Silva noted the importance of educating the whole community instead of just the males, and that education has long-term public benefits.
“Education is important to individuals because they are productive, and after they finish education they are able to work better, but education is important for public well-being because if education is better for one generation, there is better healthcare and education for the next generation,” said Silva.
“The benefits of strengthening female education are independence and empowerment. Statistics prove that maternal education is more effective for young students. By encouraging female education, society and future generations can benefit,” said Silva.
Indeed, children in households with an educated mother tend to study an average of two hours more per day, said Silva.
Silva encountered several programs such as Shishka Karmi, Rajasthan lok Jumbish and Mahila Samakhya through her research that empower women by encouraging them to become agents of change in society.
“These programs have previously been implemented in India and have been successful in encouraging female education. I believe that implementing them nationally in India will prevent gender disparity,” she said.
Silva travelled to Mumbai the summer after Niswarth and researched and meet local educational administrators in India. She also conducted interviews and read papers and articles pertaining to female education in India.

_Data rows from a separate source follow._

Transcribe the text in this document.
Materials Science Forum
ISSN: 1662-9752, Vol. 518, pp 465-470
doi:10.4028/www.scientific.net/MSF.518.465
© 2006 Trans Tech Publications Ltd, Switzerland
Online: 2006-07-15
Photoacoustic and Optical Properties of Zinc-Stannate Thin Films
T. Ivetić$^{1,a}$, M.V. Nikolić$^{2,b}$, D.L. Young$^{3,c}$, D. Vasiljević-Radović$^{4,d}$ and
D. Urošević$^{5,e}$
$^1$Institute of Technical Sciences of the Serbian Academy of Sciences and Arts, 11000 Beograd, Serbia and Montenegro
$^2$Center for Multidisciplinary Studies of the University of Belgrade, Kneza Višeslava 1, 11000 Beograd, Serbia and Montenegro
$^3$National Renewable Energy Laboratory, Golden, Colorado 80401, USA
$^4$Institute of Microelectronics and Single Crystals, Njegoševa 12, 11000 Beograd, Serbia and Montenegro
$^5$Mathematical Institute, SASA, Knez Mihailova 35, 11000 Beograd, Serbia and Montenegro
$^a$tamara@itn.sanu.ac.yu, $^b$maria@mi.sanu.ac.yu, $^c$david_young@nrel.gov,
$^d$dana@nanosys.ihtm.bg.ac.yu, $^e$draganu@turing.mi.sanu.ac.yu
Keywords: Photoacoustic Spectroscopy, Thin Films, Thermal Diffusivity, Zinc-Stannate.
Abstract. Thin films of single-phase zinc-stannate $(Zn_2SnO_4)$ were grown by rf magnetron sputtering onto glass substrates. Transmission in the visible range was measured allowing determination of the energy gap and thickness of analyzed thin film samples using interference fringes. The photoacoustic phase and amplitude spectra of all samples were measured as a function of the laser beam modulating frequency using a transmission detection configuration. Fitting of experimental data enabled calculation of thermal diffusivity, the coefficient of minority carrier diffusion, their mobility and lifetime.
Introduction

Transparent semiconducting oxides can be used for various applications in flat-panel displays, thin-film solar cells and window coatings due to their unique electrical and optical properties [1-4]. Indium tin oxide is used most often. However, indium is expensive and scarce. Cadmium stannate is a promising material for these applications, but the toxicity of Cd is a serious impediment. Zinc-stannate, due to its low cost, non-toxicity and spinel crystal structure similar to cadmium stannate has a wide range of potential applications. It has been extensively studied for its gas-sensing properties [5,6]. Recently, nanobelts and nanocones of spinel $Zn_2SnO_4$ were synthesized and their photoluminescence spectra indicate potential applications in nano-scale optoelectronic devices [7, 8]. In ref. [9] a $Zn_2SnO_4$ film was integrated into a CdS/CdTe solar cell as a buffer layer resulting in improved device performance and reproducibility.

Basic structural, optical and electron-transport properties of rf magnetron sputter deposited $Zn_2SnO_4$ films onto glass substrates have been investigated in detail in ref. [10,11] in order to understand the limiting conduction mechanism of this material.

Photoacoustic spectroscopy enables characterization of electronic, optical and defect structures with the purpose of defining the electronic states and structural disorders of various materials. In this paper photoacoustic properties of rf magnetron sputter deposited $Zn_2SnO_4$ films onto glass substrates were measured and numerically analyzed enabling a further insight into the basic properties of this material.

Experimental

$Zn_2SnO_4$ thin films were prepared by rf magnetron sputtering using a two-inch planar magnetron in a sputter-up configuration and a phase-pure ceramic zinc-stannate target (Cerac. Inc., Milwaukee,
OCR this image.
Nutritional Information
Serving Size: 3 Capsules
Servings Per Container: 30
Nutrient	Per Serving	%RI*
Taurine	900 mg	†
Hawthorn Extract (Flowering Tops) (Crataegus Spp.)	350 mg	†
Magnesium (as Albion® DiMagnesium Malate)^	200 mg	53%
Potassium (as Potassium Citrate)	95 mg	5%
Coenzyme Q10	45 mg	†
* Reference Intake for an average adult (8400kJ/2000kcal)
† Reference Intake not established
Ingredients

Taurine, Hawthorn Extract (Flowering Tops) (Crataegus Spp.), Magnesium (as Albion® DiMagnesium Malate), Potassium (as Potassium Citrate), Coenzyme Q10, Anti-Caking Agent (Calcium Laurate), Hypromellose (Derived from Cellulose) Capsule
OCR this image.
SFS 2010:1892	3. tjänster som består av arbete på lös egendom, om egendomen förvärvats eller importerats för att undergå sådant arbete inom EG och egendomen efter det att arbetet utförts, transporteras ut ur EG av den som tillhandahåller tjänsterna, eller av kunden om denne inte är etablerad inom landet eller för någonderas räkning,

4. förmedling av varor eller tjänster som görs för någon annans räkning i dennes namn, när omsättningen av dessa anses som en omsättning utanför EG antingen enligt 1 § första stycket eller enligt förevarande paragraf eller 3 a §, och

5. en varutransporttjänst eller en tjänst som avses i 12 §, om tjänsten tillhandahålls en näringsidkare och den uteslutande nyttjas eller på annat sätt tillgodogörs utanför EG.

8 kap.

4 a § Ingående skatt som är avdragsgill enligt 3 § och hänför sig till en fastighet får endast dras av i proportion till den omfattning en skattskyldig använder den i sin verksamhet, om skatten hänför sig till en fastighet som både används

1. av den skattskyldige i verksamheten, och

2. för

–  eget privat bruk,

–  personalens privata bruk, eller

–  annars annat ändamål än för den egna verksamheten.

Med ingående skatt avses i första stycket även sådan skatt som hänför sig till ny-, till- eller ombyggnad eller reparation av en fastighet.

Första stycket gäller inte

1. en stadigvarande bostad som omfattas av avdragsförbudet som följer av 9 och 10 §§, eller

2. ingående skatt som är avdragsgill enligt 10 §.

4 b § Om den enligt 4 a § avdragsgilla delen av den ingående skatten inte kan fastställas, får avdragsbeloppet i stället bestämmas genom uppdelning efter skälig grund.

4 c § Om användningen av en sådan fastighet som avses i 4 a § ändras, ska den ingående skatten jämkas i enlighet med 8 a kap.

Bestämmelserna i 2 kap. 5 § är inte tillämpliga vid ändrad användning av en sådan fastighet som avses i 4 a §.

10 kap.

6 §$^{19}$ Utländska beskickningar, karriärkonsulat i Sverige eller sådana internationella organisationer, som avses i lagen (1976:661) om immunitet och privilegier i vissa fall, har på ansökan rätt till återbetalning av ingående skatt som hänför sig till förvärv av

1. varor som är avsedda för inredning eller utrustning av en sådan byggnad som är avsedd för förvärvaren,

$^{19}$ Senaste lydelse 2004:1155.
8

“I wanted to learn more about the value of education in the Indian society after I visited one of their classrooms. I was very interested in how significant education was to society,” said Silva.
Raj Mundra, Niswarth Progam Coordinator, served as Silva’s faculty advisor for the project. “I was very impressed with Madeline’s paper calling for collaboration between the corporate world, the NGO world, and the government world. I immediately saw potential for the success of her project. I was amazed by her extension of the Niswarth program and the approach to learn more about the education system in India,” he said.
Silva was one of the five Brace Fellows this year. The Brace Fellows Program provides funding for students to pursue a project related to gender studies over the summer.
Silva hopes to continue researching about the education system in India after she graduates Andover. “I am fascinated by the topic and have kept coming back to this idea every year. I don’t have a plan to continue researching in this field yet, but I definitely want to study more in depth in the years to come, ” she said.